Ainsi, par exemple, s’occupe-t-il de ses petits enfants ou de ses vieux parents. Mais le ou le plus souvent la retraitée peut ne pas avoir du tout envie de s’occuper de ses petits enfants estimant, par exemple, qu’elle a « assez donné » en s’occupant de ses enfants quand elle était dans l’emploi, et que pour elle, les couches, la surveillance ou la participation aux jeux et l’accompagnement aux activités diverses, c’est fini. Elle peut préférer profiter de son temps de loisir, aller se promener seule se reposer ou lire, et c’est son droit.
Le ou la retraité peuvent également considérer qu’ils se sentent dans la totale incapacité d’accompagner leurs vieux parents en fin de vie, cette souffrance étant trop difficile à supporter pour eux, ils peuvent décider qu’ils ne consacreront pas davantage leur temps à mener une action bénévole (qui dans ta lecture deviendrait un travail, rémunéré à leur qualification) en animant un club de football ou en participant à des actions humanitaires. Ils peuvent enfin avoir horreur de cultiver des tomates dans leur jardin.
C’est leur droit, et c’est bien l’aspect subversif du salaire socialisé, permettre, comme tu le disais, de manière certes un peu provocatrice, mais juste, il y a quelques années de ne « rien » faire.
Le retraité un « travailleur » du soin de l’éducation et de l’action sociale ?

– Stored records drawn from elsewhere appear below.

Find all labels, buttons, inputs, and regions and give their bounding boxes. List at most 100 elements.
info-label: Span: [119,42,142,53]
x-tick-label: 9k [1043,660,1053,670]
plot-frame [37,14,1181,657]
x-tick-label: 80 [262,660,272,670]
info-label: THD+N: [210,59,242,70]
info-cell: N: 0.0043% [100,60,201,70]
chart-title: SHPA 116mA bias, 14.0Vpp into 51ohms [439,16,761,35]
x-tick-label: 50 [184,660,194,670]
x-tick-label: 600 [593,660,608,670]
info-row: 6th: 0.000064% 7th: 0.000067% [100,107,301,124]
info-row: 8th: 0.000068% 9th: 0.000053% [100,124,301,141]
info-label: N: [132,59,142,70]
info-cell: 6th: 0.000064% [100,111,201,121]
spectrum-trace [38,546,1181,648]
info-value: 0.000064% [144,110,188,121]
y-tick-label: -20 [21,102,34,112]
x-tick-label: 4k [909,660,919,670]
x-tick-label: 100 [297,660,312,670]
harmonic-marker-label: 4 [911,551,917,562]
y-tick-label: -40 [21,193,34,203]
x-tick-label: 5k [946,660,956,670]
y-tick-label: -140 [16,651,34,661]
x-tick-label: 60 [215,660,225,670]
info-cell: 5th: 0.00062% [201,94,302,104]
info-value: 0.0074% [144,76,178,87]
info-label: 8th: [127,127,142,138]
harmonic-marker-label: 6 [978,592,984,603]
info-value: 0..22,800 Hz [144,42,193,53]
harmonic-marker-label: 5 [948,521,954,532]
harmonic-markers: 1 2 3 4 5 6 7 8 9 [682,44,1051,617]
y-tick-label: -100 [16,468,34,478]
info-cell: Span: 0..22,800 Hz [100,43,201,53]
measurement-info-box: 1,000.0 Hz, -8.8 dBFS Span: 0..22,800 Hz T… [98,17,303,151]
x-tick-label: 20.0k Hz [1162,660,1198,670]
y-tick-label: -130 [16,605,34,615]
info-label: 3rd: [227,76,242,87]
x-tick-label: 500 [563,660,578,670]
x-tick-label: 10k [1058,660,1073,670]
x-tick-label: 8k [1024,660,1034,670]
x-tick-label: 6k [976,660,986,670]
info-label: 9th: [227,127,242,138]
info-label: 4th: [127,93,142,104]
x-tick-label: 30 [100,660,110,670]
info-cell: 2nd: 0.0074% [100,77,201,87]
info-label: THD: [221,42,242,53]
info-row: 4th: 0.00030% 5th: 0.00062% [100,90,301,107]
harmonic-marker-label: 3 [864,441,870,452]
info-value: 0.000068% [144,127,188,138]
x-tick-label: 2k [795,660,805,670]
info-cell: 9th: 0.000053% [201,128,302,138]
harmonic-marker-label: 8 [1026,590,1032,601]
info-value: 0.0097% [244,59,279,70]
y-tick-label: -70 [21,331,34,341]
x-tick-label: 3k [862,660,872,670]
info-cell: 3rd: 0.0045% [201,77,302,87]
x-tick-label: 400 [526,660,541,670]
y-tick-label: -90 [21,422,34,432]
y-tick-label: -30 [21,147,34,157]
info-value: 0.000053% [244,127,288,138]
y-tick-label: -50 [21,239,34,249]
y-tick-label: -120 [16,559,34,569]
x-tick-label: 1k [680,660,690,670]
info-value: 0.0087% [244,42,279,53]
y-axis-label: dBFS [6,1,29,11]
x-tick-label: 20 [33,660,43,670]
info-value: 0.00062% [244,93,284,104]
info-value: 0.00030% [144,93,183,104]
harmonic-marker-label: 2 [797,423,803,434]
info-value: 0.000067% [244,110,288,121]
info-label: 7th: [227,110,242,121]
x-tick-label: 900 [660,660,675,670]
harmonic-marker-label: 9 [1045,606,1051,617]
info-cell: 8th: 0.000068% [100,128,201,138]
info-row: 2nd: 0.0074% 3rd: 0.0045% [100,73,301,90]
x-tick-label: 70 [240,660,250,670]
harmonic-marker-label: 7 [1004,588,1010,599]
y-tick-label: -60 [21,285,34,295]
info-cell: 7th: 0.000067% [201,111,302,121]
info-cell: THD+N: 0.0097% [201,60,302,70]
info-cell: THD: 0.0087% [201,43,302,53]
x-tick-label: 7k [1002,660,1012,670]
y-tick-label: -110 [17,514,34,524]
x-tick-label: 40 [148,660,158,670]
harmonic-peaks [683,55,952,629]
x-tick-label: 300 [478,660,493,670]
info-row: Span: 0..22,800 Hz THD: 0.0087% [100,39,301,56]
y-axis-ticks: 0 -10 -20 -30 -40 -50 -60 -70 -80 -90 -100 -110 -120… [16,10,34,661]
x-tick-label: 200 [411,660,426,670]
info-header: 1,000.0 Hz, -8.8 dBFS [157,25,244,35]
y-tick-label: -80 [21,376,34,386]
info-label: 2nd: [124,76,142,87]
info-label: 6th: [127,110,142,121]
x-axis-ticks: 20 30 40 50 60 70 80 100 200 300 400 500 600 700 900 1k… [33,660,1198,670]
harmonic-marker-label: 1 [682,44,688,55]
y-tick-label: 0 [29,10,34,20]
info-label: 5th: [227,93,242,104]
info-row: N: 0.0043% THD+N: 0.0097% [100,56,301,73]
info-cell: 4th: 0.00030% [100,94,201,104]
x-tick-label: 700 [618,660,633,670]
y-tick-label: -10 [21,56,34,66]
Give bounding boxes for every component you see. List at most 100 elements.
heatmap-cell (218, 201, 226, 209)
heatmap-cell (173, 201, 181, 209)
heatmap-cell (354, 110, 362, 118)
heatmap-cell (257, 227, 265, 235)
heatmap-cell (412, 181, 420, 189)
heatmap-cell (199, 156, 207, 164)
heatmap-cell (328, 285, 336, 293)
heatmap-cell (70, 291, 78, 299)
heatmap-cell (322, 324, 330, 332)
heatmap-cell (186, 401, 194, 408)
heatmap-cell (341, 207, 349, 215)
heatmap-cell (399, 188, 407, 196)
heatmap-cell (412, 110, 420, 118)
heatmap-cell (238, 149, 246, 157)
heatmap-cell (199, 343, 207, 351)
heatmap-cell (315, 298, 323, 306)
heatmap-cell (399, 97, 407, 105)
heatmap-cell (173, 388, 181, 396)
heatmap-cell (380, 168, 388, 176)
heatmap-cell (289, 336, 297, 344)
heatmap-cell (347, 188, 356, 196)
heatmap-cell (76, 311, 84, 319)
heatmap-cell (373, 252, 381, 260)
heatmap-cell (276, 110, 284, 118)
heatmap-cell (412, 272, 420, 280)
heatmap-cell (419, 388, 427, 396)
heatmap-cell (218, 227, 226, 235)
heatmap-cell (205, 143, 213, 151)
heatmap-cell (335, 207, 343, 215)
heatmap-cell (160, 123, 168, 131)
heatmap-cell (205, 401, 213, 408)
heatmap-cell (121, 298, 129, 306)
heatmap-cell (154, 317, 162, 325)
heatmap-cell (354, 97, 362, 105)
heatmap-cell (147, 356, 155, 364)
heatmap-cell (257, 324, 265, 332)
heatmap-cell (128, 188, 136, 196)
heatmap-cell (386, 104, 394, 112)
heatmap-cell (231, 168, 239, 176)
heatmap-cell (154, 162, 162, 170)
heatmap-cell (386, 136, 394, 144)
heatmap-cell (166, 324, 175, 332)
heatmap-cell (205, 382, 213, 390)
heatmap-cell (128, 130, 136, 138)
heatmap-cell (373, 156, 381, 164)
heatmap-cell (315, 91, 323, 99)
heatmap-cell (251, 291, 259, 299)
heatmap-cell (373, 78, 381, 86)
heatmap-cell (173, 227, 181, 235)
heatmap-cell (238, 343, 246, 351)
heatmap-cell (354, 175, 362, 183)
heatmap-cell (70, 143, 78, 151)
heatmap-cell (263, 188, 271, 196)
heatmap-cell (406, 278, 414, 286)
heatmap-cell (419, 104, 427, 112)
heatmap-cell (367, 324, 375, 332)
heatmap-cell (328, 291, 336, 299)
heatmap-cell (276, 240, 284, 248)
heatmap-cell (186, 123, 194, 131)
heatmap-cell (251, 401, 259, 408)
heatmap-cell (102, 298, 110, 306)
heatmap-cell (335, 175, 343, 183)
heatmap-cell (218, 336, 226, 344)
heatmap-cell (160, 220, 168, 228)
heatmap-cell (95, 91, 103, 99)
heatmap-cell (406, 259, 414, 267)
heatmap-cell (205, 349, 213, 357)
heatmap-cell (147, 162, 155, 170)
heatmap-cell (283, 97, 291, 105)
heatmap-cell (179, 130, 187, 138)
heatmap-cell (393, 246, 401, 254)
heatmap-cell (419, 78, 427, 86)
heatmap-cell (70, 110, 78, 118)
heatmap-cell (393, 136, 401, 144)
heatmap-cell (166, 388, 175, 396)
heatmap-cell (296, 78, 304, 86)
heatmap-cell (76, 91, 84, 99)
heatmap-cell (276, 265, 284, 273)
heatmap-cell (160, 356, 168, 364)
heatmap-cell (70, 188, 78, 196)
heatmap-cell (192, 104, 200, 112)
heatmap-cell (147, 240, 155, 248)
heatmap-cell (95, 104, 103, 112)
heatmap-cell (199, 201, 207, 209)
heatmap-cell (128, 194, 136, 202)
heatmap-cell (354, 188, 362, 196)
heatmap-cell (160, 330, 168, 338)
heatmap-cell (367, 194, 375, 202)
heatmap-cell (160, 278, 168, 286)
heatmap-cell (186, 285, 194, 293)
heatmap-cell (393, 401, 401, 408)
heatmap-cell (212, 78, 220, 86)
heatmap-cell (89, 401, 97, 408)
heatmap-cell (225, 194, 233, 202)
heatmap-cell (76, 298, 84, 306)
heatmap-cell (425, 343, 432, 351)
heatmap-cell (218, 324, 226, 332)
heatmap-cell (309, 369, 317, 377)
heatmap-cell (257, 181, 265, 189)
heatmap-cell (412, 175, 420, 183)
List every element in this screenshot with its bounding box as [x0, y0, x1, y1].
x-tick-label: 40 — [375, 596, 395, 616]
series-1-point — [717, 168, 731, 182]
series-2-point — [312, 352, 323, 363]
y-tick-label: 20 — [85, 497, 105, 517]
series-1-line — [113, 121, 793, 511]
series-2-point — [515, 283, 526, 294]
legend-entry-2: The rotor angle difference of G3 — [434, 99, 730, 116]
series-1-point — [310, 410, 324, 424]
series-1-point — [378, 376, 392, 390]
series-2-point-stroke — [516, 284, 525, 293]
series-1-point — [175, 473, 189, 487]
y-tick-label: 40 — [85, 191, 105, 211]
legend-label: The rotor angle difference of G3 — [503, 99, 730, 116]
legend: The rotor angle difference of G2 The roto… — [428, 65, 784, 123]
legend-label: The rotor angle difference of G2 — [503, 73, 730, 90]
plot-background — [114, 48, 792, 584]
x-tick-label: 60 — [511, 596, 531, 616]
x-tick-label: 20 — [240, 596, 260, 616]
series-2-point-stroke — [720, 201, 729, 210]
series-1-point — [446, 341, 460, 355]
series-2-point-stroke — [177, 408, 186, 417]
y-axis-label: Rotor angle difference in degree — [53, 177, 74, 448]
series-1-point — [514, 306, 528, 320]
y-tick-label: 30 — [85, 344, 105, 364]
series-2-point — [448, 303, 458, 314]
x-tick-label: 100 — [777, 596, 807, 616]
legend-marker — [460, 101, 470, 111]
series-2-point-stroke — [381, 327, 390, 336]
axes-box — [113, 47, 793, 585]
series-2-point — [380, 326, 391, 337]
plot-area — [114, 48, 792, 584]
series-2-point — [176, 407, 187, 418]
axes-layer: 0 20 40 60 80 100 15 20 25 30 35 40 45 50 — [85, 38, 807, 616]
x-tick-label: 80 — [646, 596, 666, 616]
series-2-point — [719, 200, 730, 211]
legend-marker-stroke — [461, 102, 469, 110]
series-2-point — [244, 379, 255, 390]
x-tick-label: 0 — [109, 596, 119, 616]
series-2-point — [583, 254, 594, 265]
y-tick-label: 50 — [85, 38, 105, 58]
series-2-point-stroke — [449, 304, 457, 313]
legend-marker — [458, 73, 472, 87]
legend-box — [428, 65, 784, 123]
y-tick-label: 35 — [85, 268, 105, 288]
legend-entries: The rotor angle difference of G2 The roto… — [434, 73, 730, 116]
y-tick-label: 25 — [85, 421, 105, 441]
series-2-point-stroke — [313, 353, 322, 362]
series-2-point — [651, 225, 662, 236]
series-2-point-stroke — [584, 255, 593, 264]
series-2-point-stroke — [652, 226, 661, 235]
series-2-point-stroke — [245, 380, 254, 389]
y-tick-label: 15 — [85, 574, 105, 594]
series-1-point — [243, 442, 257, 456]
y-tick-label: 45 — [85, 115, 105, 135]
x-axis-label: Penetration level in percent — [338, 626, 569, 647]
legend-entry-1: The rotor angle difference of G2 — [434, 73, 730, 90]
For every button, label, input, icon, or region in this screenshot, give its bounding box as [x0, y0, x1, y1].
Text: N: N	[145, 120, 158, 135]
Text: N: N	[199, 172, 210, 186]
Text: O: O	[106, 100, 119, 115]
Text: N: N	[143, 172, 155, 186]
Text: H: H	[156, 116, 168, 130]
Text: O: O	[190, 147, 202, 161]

L’extension de la notion de « travail » au retraité est, de plus, source d’une regrettable confusion, entre le travail des professionnels dans l’emploi (soignants, travailleurs sociaux, de l’enseignement ou de la petite enfance) et l’activité des retraités dans un cadre familial ou associatif. Cela pose d’autant plus problème que ces métiers ont eu beaucoup de mal, comme tu le soulignes (la « bonne sœur ! »), à émerger de la charité et du bénévolat et à se professionnaliser. Malheureusement la « bonne sœur » que tu penses chasser par la porte, en la transformant en « travailleuse » produisant de la « valeur économique » risque fort de revenir par la fenêtre en la personne du retraité bénévole, producteur lui aussi selon toi de « valeur économique ».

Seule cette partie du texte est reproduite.